Disrupting HIV Nucleocapsid Protein with Mercaptobenzamides 

Daniel Appella research Website

Faculty host: Prof. Hoover 

Simple mercaptobenzamide derivatives inactivate the nucleocapsid protein, NCp7, of HIV-1 via a unique mechanism of intracellular acetylation. The protein NCp7 is a small protein that contains 55 amino acids and consists of two zinc-finger motifs that bind to oligonucleotides. There are a number of regulatory roles for NCp7 in the HIV lifecycle, but the principle functions are to bind viral RNA, protect it from degradation, and facilitate packaging of genomic RNA into a new viral particle. The zinc-fingers of NCp7 are highly conserved among HIV viral strains, and mutations of the zinc- finger motif render the virus non-infectious. Therefore, disruption of NCp7 is an effective strategy to prevent HIV maturation and represents a unique strategy for drug development.

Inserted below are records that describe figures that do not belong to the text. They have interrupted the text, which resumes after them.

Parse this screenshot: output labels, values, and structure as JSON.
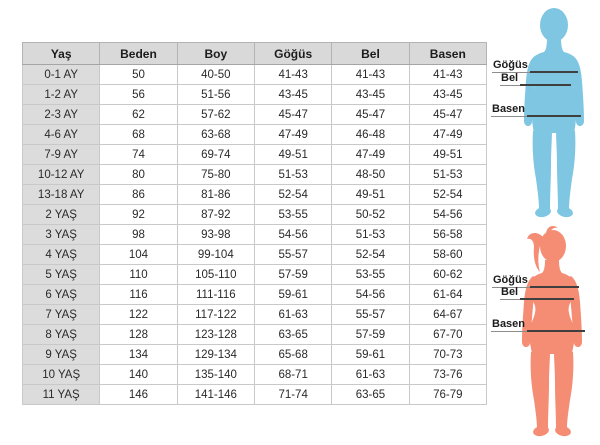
{
  "table": {
    "headers": [
      "Yaş",
      "Beden",
      "Boy",
      "Göğüs",
      "Bel",
      "Basen"
    ],
    "rows": [
      [
        "0-1 AY",
        "50",
        "40-50",
        "41-43",
        "41-43",
        "41-43"
      ],
      [
        "1-2 AY",
        "56",
        "51-56",
        "43-45",
        "43-45",
        "43-45"
      ],
      [
        "2-3 AY",
        "62",
        "57-62",
        "45-47",
        "45-47",
        "45-47"
      ],
      [
        "4-6 AY",
        "68",
        "63-68",
        "47-49",
        "46-48",
        "47-49"
      ],
      [
        "7-9 AY",
        "74",
        "69-74",
        "49-51",
        "47-49",
        "49-51"
      ],
      [
        "10-12 AY",
        "80",
        "75-80",
        "51-53",
        "48-50",
        "51-53"
      ],
      [
        "13-18 AY",
        "86",
        "81-86",
        "52-54",
        "49-51",
        "52-54"
      ],
      [
        "2 YAŞ",
        "92",
        "87-92",
        "53-55",
        "50-52",
        "54-56"
      ],
      [
        "3 YAŞ",
        "98",
        "93-98",
        "54-56",
        "51-53",
        "56-58"
      ],
      [
        "4 YAŞ",
        "104",
        "99-104",
        "55-57",
        "52-54",
        "58-60"
      ],
      [
        "5 YAŞ",
        "110",
        "105-110",
        "57-59",
        "53-55",
        "60-62"
      ],
      [
        "6 YAŞ",
        "116",
        "111-116",
        "59-61",
        "54-56",
        "61-64"
      ],
      [
        "7 YAŞ",
        "122",
        "117-122",
        "61-63",
        "55-57",
        "64-67"
      ],
      [
        "8 YAŞ",
        "128",
        "123-128",
        "63-65",
        "57-59",
        "67-70"
      ],
      [
        "9 YAŞ",
        "134",
        "129-134",
        "65-68",
        "59-61",
        "70-73"
      ],
      [
        "10 YAŞ",
        "140",
        "135-140",
        "68-71",
        "61-63",
        "73-76"
      ],
      [
        "11 YAŞ",
        "146",
        "141-146",
        "71-74",
        "63-65",
        "76-79"
      ]
    ]
  },
  "figures": {
    "boy": {
      "color": "#7fc6e3",
      "measurements": {
        "chest": "Göğüs",
        "waist": "Bel",
        "hips": "Basen"
      }
    },
    "girl": {
      "color": "#f48d74",
      "measurements": {
        "chest": "Göğüs",
        "waist": "Bel",
        "hips": "Basen"
      }
    }
  },
  "colors": {
    "header_bg": "#d9d9d9",
    "row_label_bg": "#dcdcdc",
    "cell_bg": "#ffffff",
    "cell_border": "#c9c9c9",
    "outer_border": "#a8a8a8",
    "text": "#2a2a2a",
    "measure_line": "#3f3f3f"
  }
}
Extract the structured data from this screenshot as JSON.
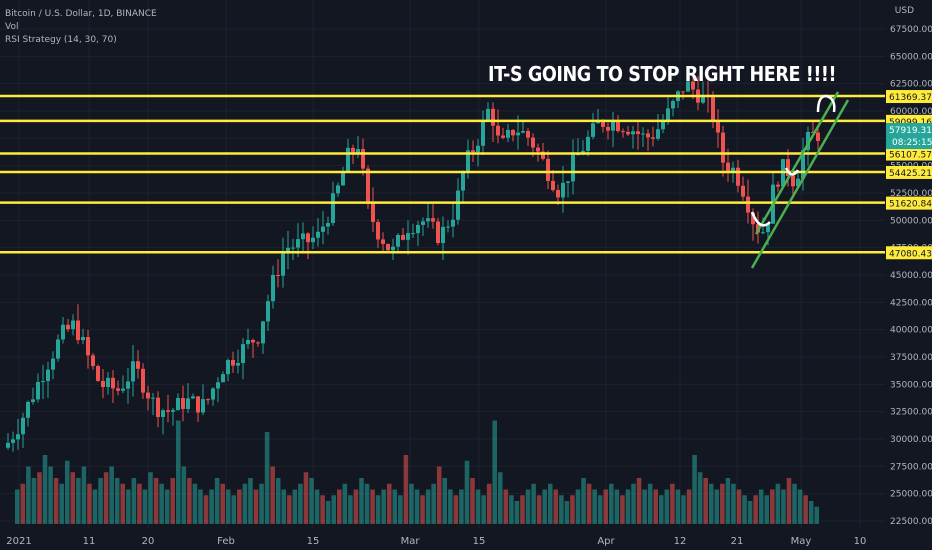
{
  "header": {
    "symbol_title": "Bitcoin / U.S. Dollar, 1D, BINANCE",
    "indicator_vol": "Vol",
    "indicator_rsi": "RSI Strategy (14, 30, 70)",
    "currency": "USD"
  },
  "annotation": "IT-S GOING TO STOP RIGHT HERE !!!!",
  "price_scale": {
    "ticks": [
      "67500.00",
      "65000.00",
      "62500.00",
      "60000.00",
      "57500.00",
      "55000.00",
      "52500.00",
      "50000.00",
      "47500.00",
      "45000.00",
      "42500.00",
      "40000.00",
      "37500.00",
      "35000.00",
      "32500.00",
      "30000.00",
      "27500.00",
      "25000.00",
      "22500.00"
    ],
    "current_price": "57919.31",
    "countdown": "08:25:15"
  },
  "time_axis": {
    "labels": [
      "2021",
      "11",
      "20",
      "Feb",
      "15",
      "Mar",
      "15",
      "Apr",
      "12",
      "21",
      "May",
      "10"
    ]
  },
  "colors": {
    "background": "#131722",
    "up": "#26a69a",
    "down": "#ef5350",
    "level_line": "#ffeb3b",
    "channel": "#4caf50",
    "grid": "#1e222d"
  },
  "chart_data": {
    "type": "candlestick",
    "symbol": "Bitcoin / U.S. Dollar",
    "interval": "1D",
    "exchange": "BINANCE",
    "ylim": [
      22000,
      68500
    ],
    "horizontal_levels": [
      61369.37,
      59099.16,
      56107.57,
      54425.21,
      51620.84,
      47080.43
    ],
    "price_path": [
      {
        "x": 5,
        "y": 29200
      },
      {
        "x": 20,
        "y": 31500
      },
      {
        "x": 45,
        "y": 36500
      },
      {
        "x": 62,
        "y": 39500
      },
      {
        "x": 75,
        "y": 40500
      },
      {
        "x": 90,
        "y": 37000
      },
      {
        "x": 100,
        "y": 35000
      },
      {
        "x": 118,
        "y": 34500
      },
      {
        "x": 135,
        "y": 36500
      },
      {
        "x": 155,
        "y": 33000
      },
      {
        "x": 170,
        "y": 32500
      },
      {
        "x": 185,
        "y": 33500
      },
      {
        "x": 205,
        "y": 33000
      },
      {
        "x": 222,
        "y": 36500
      },
      {
        "x": 240,
        "y": 38000
      },
      {
        "x": 258,
        "y": 39500
      },
      {
        "x": 272,
        "y": 44000
      },
      {
        "x": 285,
        "y": 47500
      },
      {
        "x": 300,
        "y": 47800
      },
      {
        "x": 318,
        "y": 48500
      },
      {
        "x": 335,
        "y": 52000
      },
      {
        "x": 348,
        "y": 55800
      },
      {
        "x": 358,
        "y": 57000
      },
      {
        "x": 368,
        "y": 51000
      },
      {
        "x": 378,
        "y": 49000
      },
      {
        "x": 392,
        "y": 47000
      },
      {
        "x": 408,
        "y": 49500
      },
      {
        "x": 422,
        "y": 50000
      },
      {
        "x": 440,
        "y": 48500
      },
      {
        "x": 455,
        "y": 51000
      },
      {
        "x": 465,
        "y": 55000
      },
      {
        "x": 478,
        "y": 57500
      },
      {
        "x": 490,
        "y": 60500
      },
      {
        "x": 500,
        "y": 56500
      },
      {
        "x": 515,
        "y": 58500
      },
      {
        "x": 530,
        "y": 57500
      },
      {
        "x": 545,
        "y": 55000
      },
      {
        "x": 560,
        "y": 52500
      },
      {
        "x": 572,
        "y": 55000
      },
      {
        "x": 585,
        "y": 57000
      },
      {
        "x": 600,
        "y": 59000
      },
      {
        "x": 615,
        "y": 59000
      },
      {
        "x": 630,
        "y": 58500
      },
      {
        "x": 645,
        "y": 57500
      },
      {
        "x": 655,
        "y": 58000
      },
      {
        "x": 670,
        "y": 60000
      },
      {
        "x": 685,
        "y": 62500
      },
      {
        "x": 700,
        "y": 61500
      },
      {
        "x": 712,
        "y": 60000
      },
      {
        "x": 722,
        "y": 55500
      },
      {
        "x": 735,
        "y": 54500
      },
      {
        "x": 745,
        "y": 52500
      },
      {
        "x": 755,
        "y": 49500
      },
      {
        "x": 765,
        "y": 49000
      },
      {
        "x": 775,
        "y": 53500
      },
      {
        "x": 785,
        "y": 55000
      },
      {
        "x": 795,
        "y": 53500
      },
      {
        "x": 805,
        "y": 57000
      },
      {
        "x": 815,
        "y": 57919
      }
    ],
    "volume_relative": [
      0.3,
      0.35,
      0.5,
      0.4,
      0.45,
      0.6,
      0.5,
      0.4,
      0.35,
      0.55,
      0.45,
      0.4,
      0.5,
      0.35,
      0.3,
      0.4,
      0.45,
      0.5,
      0.4,
      0.35,
      0.3,
      0.4,
      0.35,
      0.3,
      0.45,
      0.4,
      0.35,
      0.3,
      0.4,
      0.9,
      0.5,
      0.4,
      0.35,
      0.3,
      0.25,
      0.3,
      0.4,
      0.35,
      0.3,
      0.25,
      0.3,
      0.35,
      0.4,
      0.3,
      0.35,
      0.8,
      0.5,
      0.4,
      0.3,
      0.25,
      0.3,
      0.35,
      0.45,
      0.4,
      0.3,
      0.25,
      0.2,
      0.25,
      0.3,
      0.35,
      0.25,
      0.3,
      0.4,
      0.35,
      0.3,
      0.25,
      0.3,
      0.35,
      0.3,
      0.25,
      0.6,
      0.35,
      0.3,
      0.25,
      0.3,
      0.35,
      0.5,
      0.4,
      0.3,
      0.25,
      0.3,
      0.55,
      0.4,
      0.3,
      0.25,
      0.35,
      0.9,
      0.45,
      0.3,
      0.25,
      0.2,
      0.25,
      0.3,
      0.35,
      0.25,
      0.3,
      0.35,
      0.3,
      0.25,
      0.2,
      0.25,
      0.3,
      0.4,
      0.35,
      0.3,
      0.25,
      0.3,
      0.35,
      0.3,
      0.25,
      0.3,
      0.35,
      0.4,
      0.3,
      0.35,
      0.3,
      0.25,
      0.3,
      0.35,
      0.3,
      0.25,
      0.3,
      0.6,
      0.45,
      0.4,
      0.35,
      0.3,
      0.35,
      0.4,
      0.35,
      0.3,
      0.25,
      0.2,
      0.25,
      0.3,
      0.25,
      0.3,
      0.35,
      0.3,
      0.4,
      0.35,
      0.3,
      0.25,
      0.2,
      0.15
    ]
  }
}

Treatment of HIV- infected white blood cells with specific mercaptobenzamide derivatives results in crosslinking of NCp7, mis-processing of the gag polyprotein, and production of non-infectious virus particles. These observations are consistent with a mechanism of action where the mercaptobenzamide promotes ejection of zinc from NCp7. Another facet of this mechanism is that the molecule reacts intracellularly with acetyl CoA to form an acetyl thioester intermediate. This S-acyl intermediate reacts directly with NCp7 to transfer an acetyl group to the protein, leading to zinc ejection, inactivation of NCp7, and regeneration of the original mercaptobenzamide molecule which can re- enter the acetyl CoA acylation pathway. In addition to presenting the mechanism of action, recent results on antiviral activity, formulation, and translation of prodrug derivatives to an orally bioavailable drug will be presented.